LiveMint logoLiveMint 15-09-2017 Shally Seth Mohile

Mumbai: Cyrus Investments Pvt. Ltd, the investment firm of the Mistry family, has written to Tata Sons Ltd, objecting to the proposal to convert the holding company of the Tata group to a private limited company, calling it “yet another weapon” to oppress minority shareholders.

A private firm has restrictions on transferability of its shares, while Tata Sons’s articles of association had such a clause this was “unenforceable”, the letter said. Mint has reviewed a copy of the letter.

The Mistry family firms, which own 18.6% in Tata Sons and have already filed a suit against Tata Sons citing oppression, will vote against the proposal and appeal against it at the National Company Law Tribunal (NCLT), said a person aware of the matter, who did not want to be named.

Converting a public company to a private company requires the assent of a tribunal, according to the Companies Act, 2013.

The firm alleged that the explanatory statement issued along with the notice to the shareholders for the proposed annual general meeting (AGM), fails to make requisite disclosures regarding the implications of the change in the status of Tata Sons. “The explanatory statement fails to disclose that the true effect of converting the status of Tata Sons into a private company is to introduce/reintroduce restrictions on transferability of shares which otherwise today are void and unenforceable under law and norm applicable to public companies and which ought to never have been included in the Articles of Association of a public company in the first place,” it said.

Tata Sons has sought approval from its shareholders to amend its memorandum of association and articles of association for the same, the Business Standard reported on Friday, citing the holding firm’s notice to its shareholders ahead of the AGM scheduled for 21 September.

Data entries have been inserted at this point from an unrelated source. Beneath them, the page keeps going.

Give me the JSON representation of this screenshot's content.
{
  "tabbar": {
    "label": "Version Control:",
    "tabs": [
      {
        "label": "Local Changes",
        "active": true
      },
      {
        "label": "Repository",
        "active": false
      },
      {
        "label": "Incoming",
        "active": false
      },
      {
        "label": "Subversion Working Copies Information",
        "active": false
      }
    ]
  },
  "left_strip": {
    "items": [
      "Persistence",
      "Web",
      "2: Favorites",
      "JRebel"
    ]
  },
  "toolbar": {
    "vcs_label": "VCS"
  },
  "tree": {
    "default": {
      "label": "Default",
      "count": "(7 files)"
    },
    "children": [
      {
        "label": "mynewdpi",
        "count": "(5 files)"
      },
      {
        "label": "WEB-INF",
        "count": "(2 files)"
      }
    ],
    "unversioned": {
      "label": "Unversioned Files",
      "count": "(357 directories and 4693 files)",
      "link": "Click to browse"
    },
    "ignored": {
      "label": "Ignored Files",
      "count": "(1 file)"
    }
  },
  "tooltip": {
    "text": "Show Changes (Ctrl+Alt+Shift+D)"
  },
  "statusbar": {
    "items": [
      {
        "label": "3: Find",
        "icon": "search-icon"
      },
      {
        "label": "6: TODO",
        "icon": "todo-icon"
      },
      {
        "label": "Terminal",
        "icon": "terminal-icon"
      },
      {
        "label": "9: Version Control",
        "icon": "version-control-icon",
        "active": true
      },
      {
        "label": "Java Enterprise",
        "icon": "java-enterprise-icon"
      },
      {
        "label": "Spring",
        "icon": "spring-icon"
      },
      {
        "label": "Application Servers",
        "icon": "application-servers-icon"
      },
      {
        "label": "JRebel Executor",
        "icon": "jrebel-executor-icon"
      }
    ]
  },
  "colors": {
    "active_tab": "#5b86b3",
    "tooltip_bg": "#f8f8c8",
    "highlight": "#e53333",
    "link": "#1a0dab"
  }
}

The change in Tata Sons’s corporate structure will require to be cleared by a special resolution, needing at least 75% votes. Besides shareholders’ approval, the change in its status will also need an approval from the NCLT.

Commenting on the rationale behind the move, a Tata Sons spokesperson said, “Tata Sons as a private company was considered by the board to be in its best interest.”

The Mistry family firm pointed out that given the nature of the grievances already raised and reliefs sought in the petition to the NCLT, the time of the issuance of the AGM notice “is a subversion of the judicial process”. It alleged that a majority of the shareholders are using it as a weapon to “oppress the rights of minority shareholders of Tata Sons”. “It is giving the restrictions the cloak of enforceability and legality by converting Tata Sons to a private limited company.”

The investment firm, in its letter, said that it is going to oppose the proposal during the AGM adding that the letter is addressed to the board without prejudice to Cyrus Investments’s rights to adopt appropriate legal proceedings to challenge the AGM notice.